In the United States, tomorrow is Thanksgiving holiday. Traditionally it is a time for people to get together with family and friends, eat lots of very good food (turkey is a traditional food, as well as cranberry sauce and pumpkin pie), and maybe watch football (American football, not that other kind. We like physical contact. A lot.) It is also a time to stop and think about what we are thankful for, both in life and in the last year. I have many things to not be thankful for, but many things to be thankful for as well.
I am thankful, for instance, that as of today (literally, today) I have finally learned possibly the root cause of many medical issues I’ve had over the past few months. I am also thankful that I have the opportunity to spend the time and money to actually learn Japanese, instead of having to spend all my time trying to keep a roof over my head. I am thankful for the people whom I have met while learning Japanese – perhaps we are not the best of friends, but a shared goal is often helpful, and I would not be as far as I am in Japanese without the help of sensei and my fellow nihongo no gakusei.
Is life difficult for the short term? Yes. I’m still trying to figure out why I’m even bothering – the best answer I can come up with is “because I can”. But perhaps that’s a good enough answer. Perhaps I do have much to be thankful for this year.

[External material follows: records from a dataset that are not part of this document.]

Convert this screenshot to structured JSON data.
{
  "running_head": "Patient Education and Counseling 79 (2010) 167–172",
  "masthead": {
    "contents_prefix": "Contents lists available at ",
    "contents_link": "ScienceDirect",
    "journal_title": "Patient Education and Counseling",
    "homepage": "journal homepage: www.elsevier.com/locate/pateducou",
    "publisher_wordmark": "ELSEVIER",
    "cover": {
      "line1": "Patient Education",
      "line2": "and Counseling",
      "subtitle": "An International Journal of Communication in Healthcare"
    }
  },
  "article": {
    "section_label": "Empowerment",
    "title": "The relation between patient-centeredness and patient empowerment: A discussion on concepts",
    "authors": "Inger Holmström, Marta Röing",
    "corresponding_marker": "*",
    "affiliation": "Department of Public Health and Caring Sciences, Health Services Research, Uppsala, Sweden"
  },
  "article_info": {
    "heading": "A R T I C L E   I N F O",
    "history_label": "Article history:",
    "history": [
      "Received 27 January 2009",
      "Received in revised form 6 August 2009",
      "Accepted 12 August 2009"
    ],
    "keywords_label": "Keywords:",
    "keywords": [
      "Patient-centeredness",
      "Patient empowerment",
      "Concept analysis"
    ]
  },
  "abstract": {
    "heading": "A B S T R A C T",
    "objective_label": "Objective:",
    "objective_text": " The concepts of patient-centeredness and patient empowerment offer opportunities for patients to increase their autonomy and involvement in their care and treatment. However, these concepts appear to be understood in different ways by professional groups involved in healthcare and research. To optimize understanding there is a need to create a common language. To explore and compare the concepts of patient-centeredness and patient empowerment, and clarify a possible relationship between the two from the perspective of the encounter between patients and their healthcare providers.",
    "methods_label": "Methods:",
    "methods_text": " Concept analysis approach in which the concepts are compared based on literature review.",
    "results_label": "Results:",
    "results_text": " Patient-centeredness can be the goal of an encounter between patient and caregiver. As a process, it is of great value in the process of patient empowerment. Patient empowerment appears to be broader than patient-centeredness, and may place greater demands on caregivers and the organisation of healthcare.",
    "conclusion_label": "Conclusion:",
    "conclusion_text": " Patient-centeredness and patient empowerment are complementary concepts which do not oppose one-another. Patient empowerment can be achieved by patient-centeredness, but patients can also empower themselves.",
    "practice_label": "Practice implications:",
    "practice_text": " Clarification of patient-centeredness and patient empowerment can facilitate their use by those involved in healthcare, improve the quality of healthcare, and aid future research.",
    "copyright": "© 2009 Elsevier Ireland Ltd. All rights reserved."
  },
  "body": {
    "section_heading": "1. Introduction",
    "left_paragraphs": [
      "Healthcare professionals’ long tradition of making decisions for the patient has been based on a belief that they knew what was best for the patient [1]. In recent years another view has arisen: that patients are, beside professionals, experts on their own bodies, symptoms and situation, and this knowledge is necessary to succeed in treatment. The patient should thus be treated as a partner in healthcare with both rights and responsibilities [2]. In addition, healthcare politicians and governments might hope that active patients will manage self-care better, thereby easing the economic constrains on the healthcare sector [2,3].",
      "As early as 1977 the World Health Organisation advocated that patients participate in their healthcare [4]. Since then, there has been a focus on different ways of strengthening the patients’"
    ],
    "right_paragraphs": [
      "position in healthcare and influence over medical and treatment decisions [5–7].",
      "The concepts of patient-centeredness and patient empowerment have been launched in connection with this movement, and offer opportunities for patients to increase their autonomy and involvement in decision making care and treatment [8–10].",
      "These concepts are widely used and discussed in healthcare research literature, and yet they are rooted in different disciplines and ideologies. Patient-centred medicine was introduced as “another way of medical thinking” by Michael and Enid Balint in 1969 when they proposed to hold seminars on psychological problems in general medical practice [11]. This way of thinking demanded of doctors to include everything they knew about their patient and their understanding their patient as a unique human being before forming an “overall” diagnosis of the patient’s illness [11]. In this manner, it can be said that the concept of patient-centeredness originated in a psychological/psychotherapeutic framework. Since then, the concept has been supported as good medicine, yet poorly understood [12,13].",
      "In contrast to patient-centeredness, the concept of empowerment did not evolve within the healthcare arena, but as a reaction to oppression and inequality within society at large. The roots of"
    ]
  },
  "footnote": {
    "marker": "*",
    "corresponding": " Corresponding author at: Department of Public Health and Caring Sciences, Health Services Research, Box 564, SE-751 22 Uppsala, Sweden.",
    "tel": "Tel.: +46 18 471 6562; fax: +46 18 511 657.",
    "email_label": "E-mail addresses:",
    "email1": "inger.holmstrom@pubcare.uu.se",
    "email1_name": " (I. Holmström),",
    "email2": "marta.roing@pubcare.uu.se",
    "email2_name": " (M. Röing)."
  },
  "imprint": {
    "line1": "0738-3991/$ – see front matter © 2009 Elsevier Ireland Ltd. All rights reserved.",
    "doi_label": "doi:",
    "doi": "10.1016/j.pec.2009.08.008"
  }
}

Tomorrow, which is Thanksgiving, I will not be spending time with family or friends. There is a good reason for that, which I won’t share here for the moment, but it is both necessary and not a source of sadness for me, so I am fine. But it is still a time of reflection, much as the blooming of the cherry trees and the falling of the petals (hanabiritachi) is for the Japanese people. I have much to reflect on, much to think about, much to do, and much to be thankful for. This year could have very easily turned out much worse, but so far, I’m threading the needle. I couldn’t ask for much more.
And for those who have stuck with me on this journey by reading my posts, and occasionally commenting, I am thankful for you as well. Would my life be any different without you? Honestly, probably not. I’d still post, just without the small dopamine hit that someone liking or replying to these posts gives me. But I appreciate you all the same. In a sense, you’re on this journey with me, and we’ll see where it turns out.